The Freikorps operated independently but under the aegis of the German Imperial Forces, the so-called Schutztruppe. The German governor, Theodor Seitz, fully supported the Freikorps' efforts from a strategic point of view, believing the Boers could defeat Botha's government and provide a ready German ally in South Africa. Armed with ammunition, uniforms, materiel, and military support from the German government in Windhoek, the Freikorps joined the rebels in the Northwest Cape in their siege of Upington. De Wet journeyed with the Boer troops from Windhoek to Nakop, serving as captain and commander of the Freikorps regiment sent to join Gen. Maritz there, but soon resigned and was replaced by Cmdt. Stoffel Schoeman.
Quickly and poorly trained for numerous battles against the much better equipped UDF, the Freikorps ultimately failed to gain the upper hand in Cape Colony. The members lacked discipline, the rebel leaders often fought among themselves, and contact with the German commanders on the other side of the border was almost completely lost. The last rebel units surrendered to the UDF on February 2 and February 3, 1915, and Seitz officially ordered the unit disbanded on February 15, effective March 1. After the rebellion was suppressed and the slight Freikorps incursion into the Northwest Cape ended, Botha's army had little trouble defeating the Schutztruppe and capturing Windhoek on May 9 without opposition. Only two months later, the German surrender was signed to the north, in Khorab.
In South West AfricaEdit
De Wet returned to his farm and soon began participating in local politics. He helped found the United National South West Party and advocated in 1928 for the repatriation of the Dorslandtrekkers from Portuguese soil to South West Africa.

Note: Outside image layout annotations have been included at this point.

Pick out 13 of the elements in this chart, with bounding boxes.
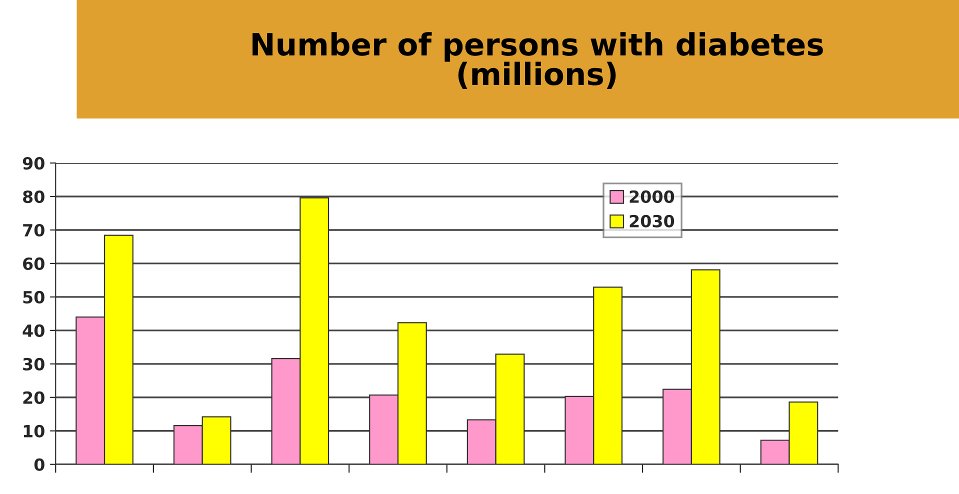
- y-tick-label: 40: [22, 324, 44, 337]
- y-tick-label: 60: [23, 257, 44, 270]
- y-tick-label: 50: [23, 290, 44, 304]
- y-tick-label: 90: [22, 156, 44, 170]
- y-tick-label: 20: [23, 391, 44, 404]
- y-tick-label: 10: [24, 424, 44, 438]
- legend-label: 2000: [630, 190, 674, 203]
- y-tick-label: 80: [23, 190, 44, 204]
- y-tick-label: 30: [23, 358, 44, 370]
- legend-label: 2030: [630, 214, 674, 228]
- y-tick-label: 70: [23, 224, 44, 237]
- y-tick-label: 0: [34, 458, 44, 471]
- chart-title: Number of persons with diabetes (millions): [252, 32, 823, 89]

His marriage in 1903 in German South West Africa to Elisabeth Hagedom (or Hagdorn) (to whom he had been engaged in Germany a year before his return to Africa) produced four children. After her death, he married Elisabeth Catherina Ackerman, whom he later divorced but with whom he had a son. He was survived by his third wife, Anna Jacoba van Heerden, and was buried in Windhoek. A street southeast of downtown Windhoek was named for him.